Diyakini bahwa kehidupan
manusia saat ini sudah jauh berubah dari kehidupan masyarakat
sebelumnya. Kemajuan ilmu pengetahuan dan teknologi (iptek) telah
membawa manusia kedalam kehidupan modern yang serba hedonistic.
Perkembangan yang demikian pesat itu sering membuat sebagian umat
manusia, terutama di negara berkembang mendadak kaget (chaught by
surprise).
Pencarian hakikat nilai seperti itu kiranya pada
masa sekarang ini sudah sangat sulit untuk dicari, manusia sejati
menjadi “species langka”, kalaupun didapat hanya sekedar baju luarnya
saja, atau dengan kata lain hanya sebagai fakta eksoterik-nya saja.
Mencari manusia sejati yang sarat dengan nilai kebajikan, ibarat mencari
jarum diantara padang sahara.
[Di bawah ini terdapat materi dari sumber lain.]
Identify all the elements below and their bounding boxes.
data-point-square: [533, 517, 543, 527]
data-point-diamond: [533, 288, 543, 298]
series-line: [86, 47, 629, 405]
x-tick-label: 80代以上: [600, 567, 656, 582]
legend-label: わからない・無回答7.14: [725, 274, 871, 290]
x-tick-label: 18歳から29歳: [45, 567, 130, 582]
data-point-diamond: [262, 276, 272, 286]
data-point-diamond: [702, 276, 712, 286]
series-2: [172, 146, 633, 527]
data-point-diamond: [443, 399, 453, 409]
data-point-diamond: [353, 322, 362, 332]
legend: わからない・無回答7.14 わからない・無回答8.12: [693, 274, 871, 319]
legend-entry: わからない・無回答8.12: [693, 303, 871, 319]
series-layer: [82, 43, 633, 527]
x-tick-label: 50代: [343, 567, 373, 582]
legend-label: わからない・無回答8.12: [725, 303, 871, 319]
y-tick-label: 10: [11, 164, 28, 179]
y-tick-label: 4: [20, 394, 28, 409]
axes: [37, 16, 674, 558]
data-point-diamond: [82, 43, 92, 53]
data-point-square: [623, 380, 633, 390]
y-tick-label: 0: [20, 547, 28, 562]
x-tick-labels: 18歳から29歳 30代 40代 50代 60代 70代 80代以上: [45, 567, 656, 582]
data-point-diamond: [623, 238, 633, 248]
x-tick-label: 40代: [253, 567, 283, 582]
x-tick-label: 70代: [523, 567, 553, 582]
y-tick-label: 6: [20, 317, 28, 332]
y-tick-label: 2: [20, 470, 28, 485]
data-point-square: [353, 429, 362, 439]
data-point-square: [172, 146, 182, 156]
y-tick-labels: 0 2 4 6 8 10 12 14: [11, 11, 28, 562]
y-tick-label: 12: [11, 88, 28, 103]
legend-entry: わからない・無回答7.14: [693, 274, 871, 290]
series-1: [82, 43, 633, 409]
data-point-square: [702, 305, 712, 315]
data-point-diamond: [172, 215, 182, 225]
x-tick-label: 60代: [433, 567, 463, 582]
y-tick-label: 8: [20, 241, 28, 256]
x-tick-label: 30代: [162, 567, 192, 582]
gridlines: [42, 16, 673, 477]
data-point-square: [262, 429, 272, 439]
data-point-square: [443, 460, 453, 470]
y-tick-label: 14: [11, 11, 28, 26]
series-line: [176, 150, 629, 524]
Dengan demikian, salah satu langkah
penting dari keberadaan kita saat ini adalah bagaimana menciptakan
kembali pembinaan nilai-nilai budi pekerti bangsa dengan keteladanan
yang paripurna sesuai dengan tujuan pendidikan umum memanusiakan manusia
menjadi manusia yang kaffah.
Jika dipahami dengan seksama
bahwa alam ini memiliki tiga “ harta karun” yang bersifat melindungi dan
mendukung, pertama adalah “kasih sayang”; dengan kasih sayang
seseorang menjadi berani. Kedua adalah “ sikap yang tidak berlebihan”;
dengan sikap ini orang akan menjadi lebih berharga. Ketiga adalah “
berani untuk tidak menonjolkan diri”; dengan berani untuk tidak
menonjolkan diri seseorang akan menjadi rendah hati.
Karena
orang yang berani tetapi tanpa kasih sayang atau menjadi berharga
tetapi sikap berlebihan atau ingin paling menonjol tanpa dapat dicegah
pasti akan dicelakakan oleh alam dan lingkungannya.